AA, for me, is massively triggering. (I explain further here.) In a nutshell, the church I belonged to is a big part of my trauma. I was told how to dress, how to wear my hair, what to listen to, and more. Self-expression was frowned upon, everything was about surrendering our ALL to the Christian god. This particular church also has a different method of achieving salvation – which became a huge, painful problem for me when my grandfather died and was, according to their teachings, “lost” and suffering in Hell.
So here I was, stuck in this place away from my family, being told over and over and over that I needed to surrender my will to God. The way they phrased it sounded JUST like the “plan of salvation” in my former church. For a few days I was able to look past this, but every time it came up it was like a blow to my soul. Before long I was worn down and began having panic attacks.
I explained to my counselor how AA affected me and what had happened in my past that made it so triggering. It took her some time to understand. As the end of my 3rd week was approaching, I’d become so frustrated with the constant triggers that I’d begun skipping certain classes and walking out of others the minute certain topics came up. Which felt like a waste of time and money.
Thanksgiving Day, Another Weekend Coming
As Thanksgiving day arrived, most of the people I’d bonded with had already moved over to the other building. The remaining few (including my roommate) were scheduled to leave that afternoon. The feeling of loneliness was overwhelming.
I was looking at my 3rd weekend, and the first two had been full of bad experiences. A patient that snuck off campus and came back only to start having seizures, then wander the grounds for 90 minutes while other patients tried in vain to get staff to help. Another patient unable to get all of her prescriptions finally breaking down and being carried out on a gurney after saying it made her suicidal. A teacher twisting statistics to tell the class most of us would die of an overdose. And more – all in all, bad stuff happened on the weekends when the main staff wasn’t there.
Besides this, my husband works overseas in Kuwait, and because of COVID travel restrictions had not been home at all in 2020. He’d finally gotten a vacation, and we scheduled it for the time I’d be in rehab to minimize the time our sons would be home alone. But that also meant that I wouldn’t get home before he left, and it could easily be another 6 or 8 months before I’d have another chance to see him.

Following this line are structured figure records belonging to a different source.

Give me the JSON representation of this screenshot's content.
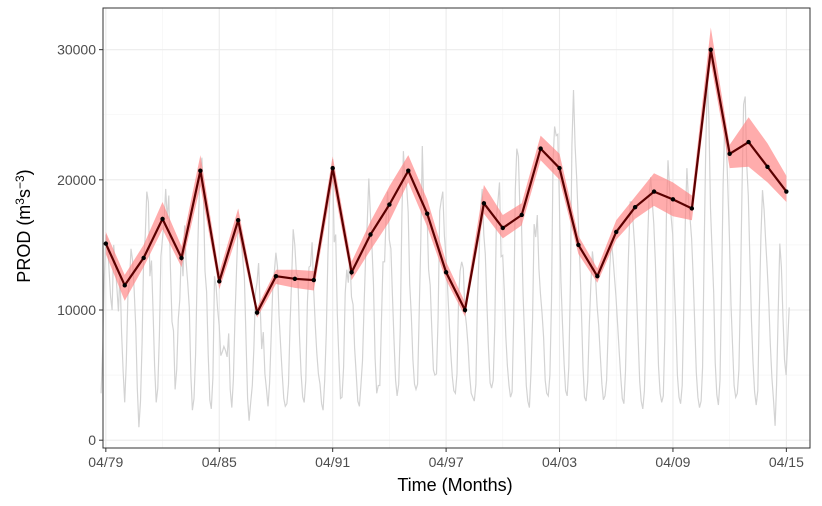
{
  "chart_data": {
    "type": "line",
    "xlabel": "Time (Months)",
    "ylabel": "PROD (m3s−3)",
    "ylabel_parts": {
      "base": "PROD (m",
      "sup1": "3",
      "mid": "s",
      "sup2": "−3",
      "end": ")"
    },
    "xlim": [
      1979.1,
      2016.5
    ],
    "ylim": [
      -600,
      33200
    ],
    "x_ticks": [
      {
        "value": 1979.25,
        "label": "04/79"
      },
      {
        "value": 1985.25,
        "label": "04/85"
      },
      {
        "value": 1991.25,
        "label": "04/91"
      },
      {
        "value": 1997.25,
        "label": "04/97"
      },
      {
        "value": 2003.25,
        "label": "04/03"
      },
      {
        "value": 2009.25,
        "label": "04/09"
      },
      {
        "value": 2015.25,
        "label": "04/15"
      }
    ],
    "y_ticks": [
      {
        "value": 0,
        "label": "0"
      },
      {
        "value": 10000,
        "label": "10000"
      },
      {
        "value": 20000,
        "label": "20000"
      },
      {
        "value": 30000,
        "label": "30000"
      }
    ],
    "grid": true,
    "colors": {
      "monthly": "#d3d3d3",
      "band": "#ff8080",
      "mean": "#5a0000",
      "grid": "#ebebeb",
      "frame": "#333333"
    },
    "annual": {
      "x": [
        1979.25,
        1980.25,
        1981.25,
        1982.25,
        1983.25,
        1984.25,
        1985.25,
        1986.25,
        1987.25,
        1988.25,
        1989.25,
        1990.25,
        1991.25,
        1992.25,
        1993.25,
        1994.25,
        1995.25,
        1996.25,
        1997.25,
        1998.25,
        1999.25,
        2000.25,
        2001.25,
        2002.25,
        2003.25,
        2004.25,
        2005.25,
        2006.25,
        2007.25,
        2008.25,
        2009.25,
        2010.25,
        2011.25,
        2012.25,
        2013.25,
        2014.25,
        2015.25
      ],
      "mean": [
        15100,
        11900,
        14000,
        17000,
        14000,
        20700,
        12200,
        16900,
        9800,
        12600,
        12400,
        12300,
        20900,
        12900,
        15800,
        18100,
        20700,
        17400,
        12900,
        10000,
        18200,
        16300,
        17300,
        22400,
        20900,
        15000,
        12600,
        16000,
        17900,
        19100,
        18500,
        17800,
        30000,
        22000,
        22900,
        21000,
        19100
      ],
      "lower": [
        14300,
        10700,
        13300,
        16200,
        13300,
        19500,
        11600,
        16000,
        9400,
        12000,
        11700,
        11500,
        19900,
        12300,
        14600,
        16800,
        19800,
        16400,
        12300,
        9500,
        17400,
        15500,
        16500,
        21500,
        20000,
        14300,
        12100,
        15400,
        17000,
        18000,
        17200,
        16900,
        29000,
        20900,
        21000,
        19800,
        18300
      ],
      "upper": [
        16000,
        12700,
        15000,
        18300,
        14900,
        21900,
        12900,
        17800,
        10200,
        13100,
        13100,
        13000,
        21800,
        13700,
        16800,
        19500,
        21900,
        18500,
        13700,
        10600,
        19600,
        17300,
        18200,
        23400,
        22000,
        15700,
        13200,
        16900,
        18700,
        20500,
        19800,
        18800,
        31700,
        22700,
        24800,
        22800,
        20300
      ]
    },
    "monthly": {
      "x_start": 1979.0,
      "step": 0.0833,
      "y": [
        3600,
        7000,
        12500,
        15800,
        15200,
        13200,
        11000,
        10000,
        15000,
        13500,
        11700,
        9900,
        12800,
        8200,
        5200,
        2900,
        6000,
        11100,
        12200,
        14700,
        13800,
        11500,
        8600,
        4000,
        1000,
        3000,
        7500,
        13900,
        15600,
        19100,
        18300,
        12600,
        13800,
        9800,
        5700,
        2900,
        4000,
        8100,
        14100,
        15500,
        16800,
        19300,
        17000,
        18800,
        13300,
        9100,
        8400,
        3900,
        5400,
        9300,
        10800,
        14800,
        12600,
        16500,
        13700,
        12100,
        10200,
        4900,
        2300,
        3200,
        6600,
        12900,
        17600,
        20900,
        21700,
        18600,
        13000,
        11400,
        6600,
        3100,
        2400,
        4800,
        12600,
        11800,
        10100,
        8800,
        6500,
        6800,
        7200,
        6900,
        6400,
        8200,
        3900,
        2500,
        4700,
        9500,
        13000,
        16600,
        15900,
        15200,
        13900,
        12500,
        7800,
        3200,
        1500,
        2900,
        4200,
        7100,
        11300,
        12100,
        13600,
        10300,
        7000,
        8300,
        5100,
        3900,
        2600,
        4400,
        8000,
        11600,
        12900,
        14400,
        13300,
        9600,
        7300,
        5100,
        3200,
        2600,
        2800,
        4300,
        9000,
        12300,
        16200,
        15000,
        12800,
        12600,
        8000,
        5100,
        3300,
        2900,
        4600,
        10600,
        13300,
        13400,
        15200,
        11500,
        8800,
        6700,
        5100,
        4300,
        2800,
        2300,
        4600,
        8300,
        14200,
        18000,
        20200,
        21600,
        15200,
        15800,
        9700,
        6200,
        3200,
        3300,
        5600,
        11300,
        13100,
        12100,
        14000,
        11000,
        10400,
        7100,
        5100,
        3000,
        2600,
        4200,
        6100,
        10400,
        14300,
        16600,
        20100,
        17400,
        14800,
        11900,
        6300,
        3600,
        4200,
        4200,
        9000,
        13700,
        13700,
        17200,
        19100,
        15400,
        14700,
        11200,
        7700,
        4600,
        3400,
        4300,
        8700,
        17300,
        22200,
        19800,
        19600,
        17500,
        12000,
        9600,
        6200,
        4300,
        3900,
        4300,
        9800,
        15300,
        22600,
        17600,
        17000,
        17300,
        13100,
        11900,
        8500,
        5400,
        5000,
        5100,
        9400,
        17600,
        18400,
        19100,
        15700,
        14100,
        11900,
        9200,
        6800,
        4900,
        3800,
        3600,
        5100,
        10900,
        13000,
        13700,
        13200,
        9900,
        8900,
        7300,
        5000,
        3600,
        3300,
        3000,
        4300,
        11000,
        14100,
        17700,
        19300,
        15800,
        14300,
        10500,
        7000,
        4400,
        4000,
        4600,
        8800,
        17100,
        18300,
        19800,
        14100,
        14200,
        11600,
        8000,
        5700,
        4200,
        3300,
        3700,
        9300,
        19200,
        22400,
        21800,
        17500,
        16700,
        11100,
        7700,
        4200,
        3000,
        2500,
        5200,
        9400,
        16600,
        15600,
        17300,
        13200,
        11300,
        9800,
        7900,
        4600,
        3600,
        3400,
        5000,
        10700,
        21300,
        24100,
        23400,
        23500,
        18500,
        12300,
        8900,
        5900,
        3800,
        3400,
        5600,
        12100,
        22600,
        26900,
        22600,
        20100,
        17000,
        13800,
        10000,
        5600,
        3300,
        3000,
        4500,
        8800,
        11900,
        14500,
        13300,
        12400,
        10300,
        8800,
        6500,
        4300,
        3100,
        3400,
        4600,
        8500,
        13200,
        15300,
        14100,
        12500,
        11000,
        8900,
        6800,
        4800,
        3200,
        2800,
        5300,
        10500,
        14500,
        18300,
        18300,
        16400,
        14600,
        11300,
        7900,
        4500,
        3000,
        2400,
        3800,
        8100,
        15000,
        18800,
        20200,
        18400,
        16600,
        13600,
        9700,
        5700,
        3600,
        2900,
        3400,
        7900,
        17200,
        21500,
        19300,
        17200,
        15800,
        12100,
        8800,
        5000,
        3300,
        2800,
        4200,
        9800,
        16800,
        20900,
        18400,
        17100,
        15500,
        12500,
        8800,
        5200,
        3300,
        2500,
        3000,
        5600,
        14900,
        22700,
        27800,
        24600,
        17800,
        14500,
        11300,
        6000,
        3500,
        2700,
        4600,
        11300,
        19600,
        24200,
        22900,
        19500,
        15600,
        10400,
        7200,
        4200,
        3300,
        3600,
        5400,
        11200,
        19200,
        25800,
        26400,
        21200,
        18800,
        13800,
        9100,
        6000,
        3700,
        2700,
        3800,
        9900,
        15600,
        19200,
        17700,
        15400,
        13200,
        10600,
        7400,
        4800,
        3100,
        1100,
        4300,
        9800,
        15100,
        13300,
        9600,
        6200,
        5000,
        7600,
        10200
      ]
    }
  }
}
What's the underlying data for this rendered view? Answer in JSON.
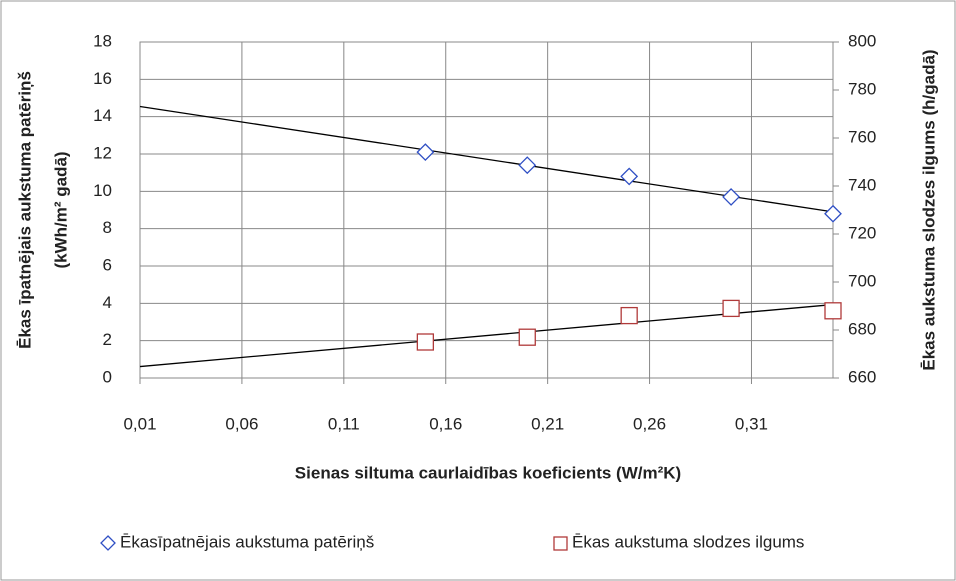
{
  "chart_data": {
    "type": "scatter",
    "xlabel": "Sienas siltuma caurlaidības koeficients (W/m²K)",
    "ylabel": [
      "Ēkas īpatnējais aukstuma patēriņš",
      "(kWh/m² gadā)"
    ],
    "y2label": "Ēkas aukstuma slodzes ilgums (h/gadā)",
    "x": [
      0.15,
      0.2,
      0.25,
      0.3,
      0.35
    ],
    "series": [
      {
        "name": "Ēkasīpatnējais aukstuma patēriņš",
        "color": "#2f4fc4",
        "marker": "diamond",
        "values": [
          12.1,
          11.4,
          10.8,
          9.7,
          8.8
        ]
      },
      {
        "name": "Ēkas aukstuma slodzes ilgums",
        "color": "#b03a3a",
        "marker": "square",
        "axis": "y2",
        "values": [
          675,
          677,
          686,
          689,
          688
        ]
      }
    ],
    "trendline": true,
    "xlim": [
      0.01,
      0.35
    ],
    "xticks": [
      {
        "value": 0.01,
        "label": "0,01"
      },
      {
        "value": 0.06,
        "label": "0,06"
      },
      {
        "value": 0.11,
        "label": "0,11"
      },
      {
        "value": 0.16,
        "label": "0,16"
      },
      {
        "value": 0.21,
        "label": "0,21"
      },
      {
        "value": 0.26,
        "label": "0,26"
      },
      {
        "value": 0.31,
        "label": "0,31"
      }
    ],
    "ylim": [
      0,
      18
    ],
    "yticks": [
      0,
      2,
      4,
      6,
      8,
      10,
      12,
      14,
      16,
      18
    ],
    "y2lim": [
      660,
      800
    ],
    "y2ticks": [
      660,
      680,
      700,
      720,
      740,
      760,
      780,
      800
    ],
    "grid": true,
    "legend": "bottom"
  }
}
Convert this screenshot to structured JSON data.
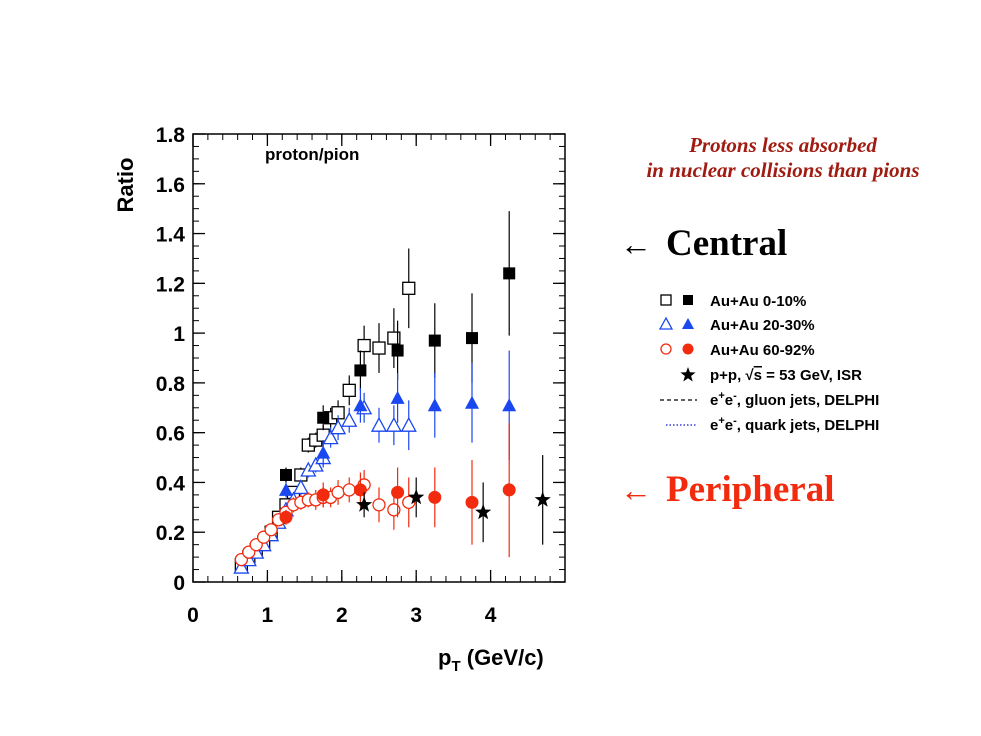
{
  "annotations": {
    "note_line1": "Protons less absorbed",
    "note_line2": "in nuclear collisions than pions",
    "central_arrow": "←",
    "central_label": "Central",
    "peripheral_arrow": "←",
    "peripheral_label": "Peripheral"
  },
  "colors": {
    "note": "#a01c12",
    "central_label": "#000000",
    "peripheral_label": "#f22b0f",
    "auau_0_10": "#000000",
    "auau_20_30": "#1a47f0",
    "auau_60_92": "#f22b0f",
    "pp": "#000000",
    "gluon_jets": "#000000",
    "quark_jets": "#3b3bdf"
  },
  "chart_data": {
    "type": "scatter",
    "panel_label": "proton/pion",
    "ylabel": "Ratio",
    "xlabel_main": "p",
    "xlabel_sub": "T",
    "xlabel_rest": " (GeV/c)",
    "xlim": [
      0,
      5.0
    ],
    "ylim": [
      0,
      1.8
    ],
    "x_ticks": [
      0,
      1,
      2,
      3,
      4
    ],
    "x_tick_labels": [
      "0",
      "1",
      "2",
      "3",
      "4"
    ],
    "y_ticks": [
      0,
      0.2,
      0.4,
      0.6,
      0.8,
      1.0,
      1.2,
      1.4,
      1.6,
      1.8
    ],
    "y_tick_labels": [
      "0",
      "0.2",
      "0.4",
      "0.6",
      "0.8",
      "1",
      "1.2",
      "1.4",
      "1.6",
      "1.8"
    ],
    "legend": {
      "placement": "right",
      "pp_label_prefix": "p+p, ",
      "pp_label_sqrt": "√",
      "pp_label_s": "s",
      "pp_label_rest": " = 53 GeV, ISR",
      "ee_label_e1": "e",
      "ee_label_plus": "+",
      "ee_label_e2": "e",
      "ee_label_minus": "-",
      "gluon_label_rest": ", gluon jets, DELPHI",
      "quark_label_rest": ", quark jets, DELPHI"
    },
    "series": [
      {
        "name": "Au+Au 0-10%",
        "color": "#000000",
        "marker": "square",
        "filled": false,
        "x": [
          0.65,
          0.75,
          0.85,
          0.95,
          1.05,
          1.15,
          1.25,
          1.35,
          1.45,
          1.55,
          1.65,
          1.75,
          1.85,
          1.95,
          2.1,
          2.3,
          2.5,
          2.7,
          2.9
        ],
        "y": [
          0.07,
          0.1,
          0.13,
          0.16,
          0.2,
          0.26,
          0.31,
          0.36,
          0.43,
          0.55,
          0.57,
          0.59,
          0.66,
          0.68,
          0.77,
          0.95,
          0.94,
          0.98,
          1.18
        ],
        "err": [
          0.01,
          0.01,
          0.01,
          0.01,
          0.02,
          0.02,
          0.02,
          0.02,
          0.03,
          0.03,
          0.03,
          0.04,
          0.04,
          0.05,
          0.06,
          0.08,
          0.1,
          0.12,
          0.16
        ]
      },
      {
        "name": "Au+Au 0-10% (filled)",
        "color": "#000000",
        "marker": "square",
        "filled": true,
        "x": [
          1.25,
          1.75,
          2.25,
          2.75,
          3.25,
          3.75,
          4.25
        ],
        "y": [
          0.43,
          0.66,
          0.85,
          0.93,
          0.97,
          0.98,
          1.24
        ],
        "err": [
          0.03,
          0.05,
          0.08,
          0.12,
          0.15,
          0.18,
          0.25
        ]
      },
      {
        "name": "Au+Au 20-30%",
        "color": "#1a47f0",
        "marker": "triangle",
        "filled": false,
        "x": [
          0.65,
          0.75,
          0.85,
          0.95,
          1.05,
          1.15,
          1.25,
          1.35,
          1.45,
          1.55,
          1.65,
          1.75,
          1.85,
          1.95,
          2.1,
          2.3,
          2.5,
          2.7,
          2.9
        ],
        "y": [
          0.06,
          0.09,
          0.12,
          0.15,
          0.19,
          0.24,
          0.29,
          0.33,
          0.38,
          0.45,
          0.47,
          0.5,
          0.58,
          0.62,
          0.65,
          0.7,
          0.63,
          0.63,
          0.63
        ],
        "err": [
          0.01,
          0.01,
          0.01,
          0.01,
          0.02,
          0.02,
          0.02,
          0.02,
          0.03,
          0.03,
          0.03,
          0.04,
          0.04,
          0.05,
          0.05,
          0.06,
          0.07,
          0.08,
          0.1
        ]
      },
      {
        "name": "Au+Au 20-30% (filled)",
        "color": "#1a47f0",
        "marker": "triangle",
        "filled": true,
        "x": [
          1.25,
          1.75,
          2.25,
          2.75,
          3.25,
          3.75,
          4.25
        ],
        "y": [
          0.37,
          0.52,
          0.71,
          0.74,
          0.71,
          0.72,
          0.71
        ],
        "err": [
          0.03,
          0.05,
          0.07,
          0.1,
          0.13,
          0.16,
          0.22
        ]
      },
      {
        "name": "Au+Au 60-92%",
        "color": "#f22b0f",
        "marker": "circle",
        "filled": false,
        "x": [
          0.65,
          0.75,
          0.85,
          0.95,
          1.05,
          1.15,
          1.25,
          1.35,
          1.45,
          1.55,
          1.65,
          1.75,
          1.85,
          1.95,
          2.1,
          2.3,
          2.5,
          2.7,
          2.9
        ],
        "y": [
          0.09,
          0.12,
          0.15,
          0.18,
          0.21,
          0.25,
          0.28,
          0.31,
          0.32,
          0.33,
          0.33,
          0.34,
          0.34,
          0.36,
          0.37,
          0.39,
          0.31,
          0.29,
          0.32
        ],
        "err": [
          0.01,
          0.01,
          0.01,
          0.01,
          0.02,
          0.02,
          0.02,
          0.03,
          0.03,
          0.03,
          0.04,
          0.04,
          0.04,
          0.05,
          0.05,
          0.06,
          0.07,
          0.08,
          0.1
        ]
      },
      {
        "name": "Au+Au 60-92% (filled)",
        "color": "#f22b0f",
        "marker": "circle",
        "filled": true,
        "x": [
          1.25,
          1.75,
          2.25,
          2.75,
          3.25,
          3.75,
          4.25
        ],
        "y": [
          0.26,
          0.35,
          0.37,
          0.36,
          0.34,
          0.32,
          0.37
        ],
        "err": [
          0.03,
          0.05,
          0.07,
          0.1,
          0.12,
          0.17,
          0.27
        ]
      },
      {
        "name": "p+p, √s = 53 GeV, ISR",
        "color": "#000000",
        "marker": "star",
        "filled": true,
        "x": [
          2.3,
          3.0,
          3.9,
          4.7
        ],
        "y": [
          0.31,
          0.34,
          0.28,
          0.33
        ],
        "err": [
          0.05,
          0.08,
          0.12,
          0.18
        ]
      }
    ]
  }
}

All of this became just too much for me, and I decided I had to go. We had extra phone time that day, and I asked my husband to come and get me. He said he’d leave right then. When my counselor found out, she (as I’d expected) flipped the script and came down HARD on me. She tried to tell my husband I would definitely relapse if he came and got me. She told me she’d never have let me call home if she’d known I was going to ask him to come. She tried to get me to leave her office so she could speak to my husband without me, and I refused. It was not pretty.
But within a couple hours my husband had arrived and I was checked out. Did I make the right decision? I do wish I had completed the program. I had to leave “against medical advice,” and I realize it was risky to leave early. BUT… I spent the next week with my husband, and we had time to have many good, important discussions. He sat in for some SMART meetings online with me. I really don’t think I would have gotten anything from the program at that point that I couldn’t get at home. But ONLY because my husband was there all the time.
All in all, it has worked out. Hopefully, my story helps if you’re struggling and thinking of getting help. Even with the downsides, I’d do it again in a heartbeat – I truly believe it saved my life. And in the end, what more can you ask for?